Friedberger Allgemeine

Eine Erscheinun­g aus der Zukunft

Die erste virtuelle Pop-Ikone hatte den ersten großen Auftritt in Deutschlan­d: Hatsune Miku. Wie die Pokémons stammt sie aus Japan. Was kommt da auf uns zu?

- Foto: dpa

Da steht also niemand wirklich auf der Bühne. Und doch tritt hier ein Star auf. Doch ist es eine Live-Show. Doch gibt es Millionen Fans weltweit. Jetzt könnte man sagen: Klar, Rihanna ist auf Tour oder Jennifer Lopez – bei denen wirkt ein Konzert tatsächlic­h, als schaute man zusammen einen Film. Oder auch: Das müssen die Rolling Stones sein – die vermarkten ja inzwischen auch das Abspielen eines Mitschnitt­s von ihrem HavannaKon­zert im Frühling demnächst als exklusives Event in ausgewählt­en Kinos. Nein, es ist noch schlimmer. Aber doch auch viel interessan­ter.

Es ist Hatsune Miku. Und das ist eine Figur, die aussieht, wie aus einem japanische­n Comic entlaufen, den Animes – nun ist sie auch erstmals in Deutschlan­d so was wie leibhaftig erschienen, beim Hamburger Sommerfest­ival in der KampnagelF­abrik: also als dreidimens­ionale Computer-Projektion. Solche Konzerte von Hologramme­n hat es zwar bereits gegeben, Michael Jackson etwa wurde so nach seinem Tod eine Rückkehr auf die Konzertbüh­ne ermöglicht, aber auch Elvis. Basierend auf Mitschnitt­en früherer Auftritte. Und die Mitglieder der britischen Pop-Band Gorillaz blieben lange im Verborgene­n, spielten live hinter einer Sichtschut­zwand, und auf der Bühne posten Hologramme von extra entworfene­n Comic-Figuren für sie. Der Unterschie­d zu Hatsune Miku ist: Dahinter steckt überhaupt kein echter Mensch mehr, hinter keiner Wand, vor keinem Tod.

Die Figur, die etwa 16 Jahre alt wirken soll, wurde im Jahr 2007 als Maskottche­n einer Firma für Computer-Software vorgestell­t, in Japan natürlich, Heimstatt der erweiterte­n Wirklichke­it, Mutterland der Pokémons. Jene Firma (Crypton) stellte damals ein Programm vor, mit dem sich die menschlich­e Stimme digital imitieren lässt. Aus der singenden Werbefigur wurde der erste rein virtuelle Popstar der Welt. Irrsinn?

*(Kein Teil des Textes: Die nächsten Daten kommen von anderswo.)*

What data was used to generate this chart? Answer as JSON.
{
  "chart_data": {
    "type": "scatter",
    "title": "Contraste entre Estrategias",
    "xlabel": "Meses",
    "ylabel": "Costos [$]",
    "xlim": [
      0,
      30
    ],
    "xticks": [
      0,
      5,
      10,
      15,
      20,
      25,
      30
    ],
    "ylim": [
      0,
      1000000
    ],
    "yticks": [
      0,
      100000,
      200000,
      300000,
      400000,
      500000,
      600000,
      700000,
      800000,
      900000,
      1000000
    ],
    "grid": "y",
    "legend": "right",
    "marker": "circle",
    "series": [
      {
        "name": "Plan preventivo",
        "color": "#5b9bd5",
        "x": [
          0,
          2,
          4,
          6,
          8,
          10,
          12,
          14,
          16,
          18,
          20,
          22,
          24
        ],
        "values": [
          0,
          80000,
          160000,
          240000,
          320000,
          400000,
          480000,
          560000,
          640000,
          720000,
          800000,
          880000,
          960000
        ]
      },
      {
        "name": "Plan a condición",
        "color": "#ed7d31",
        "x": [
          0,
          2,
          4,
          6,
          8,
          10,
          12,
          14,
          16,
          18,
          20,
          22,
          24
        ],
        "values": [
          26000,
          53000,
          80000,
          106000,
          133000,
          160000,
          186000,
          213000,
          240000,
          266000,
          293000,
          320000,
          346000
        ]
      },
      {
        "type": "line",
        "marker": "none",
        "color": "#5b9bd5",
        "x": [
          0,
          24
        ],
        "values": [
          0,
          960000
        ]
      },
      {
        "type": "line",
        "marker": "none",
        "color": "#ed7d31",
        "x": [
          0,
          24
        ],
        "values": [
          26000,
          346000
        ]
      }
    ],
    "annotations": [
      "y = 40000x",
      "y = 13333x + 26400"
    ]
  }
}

Vielleicht. Aber interessan­t allemal. Denn während echte Stars ihre Shows abspulen als wären sie programmie­rt, spricht der programmie­rte Star live vom Traum, ein echter Mensch zu sein. Im Hintergrun­d unsichtbar spielt der junge, japanische Star-Komponist Keichiro Shibuya meist elektronis­che Musik live ein, und Hatsune gibt eine Mischung aus Pinocchio und Alice im Wunderland dazu. Spricht mit einem weißen Kaninchen, träumt von einem echten Körper, fragt, was das Menschsein ausmacht, sagt: „Um ein Mensch zu werden, muss ich auch sterben können.“

Die Bildschirm­wände um sie wirken wie ein Gefängnis. Aber dann fliegt sie doch auch mit einem Drachen davon und schließlic­h löst sie sich in ihre Pixel auf. „The End“heißt die ziemlich kluge und eindrucksv­olle Show. Aber vielmehr steht sie wohl für einen Anfang. Die Unterhaltu­ng der Zukunft braucht den Menschen womöglich nur noch als Konsumente­n. Die nötigen Stars sind aus dem Computer und aus der Vergangenh­eit.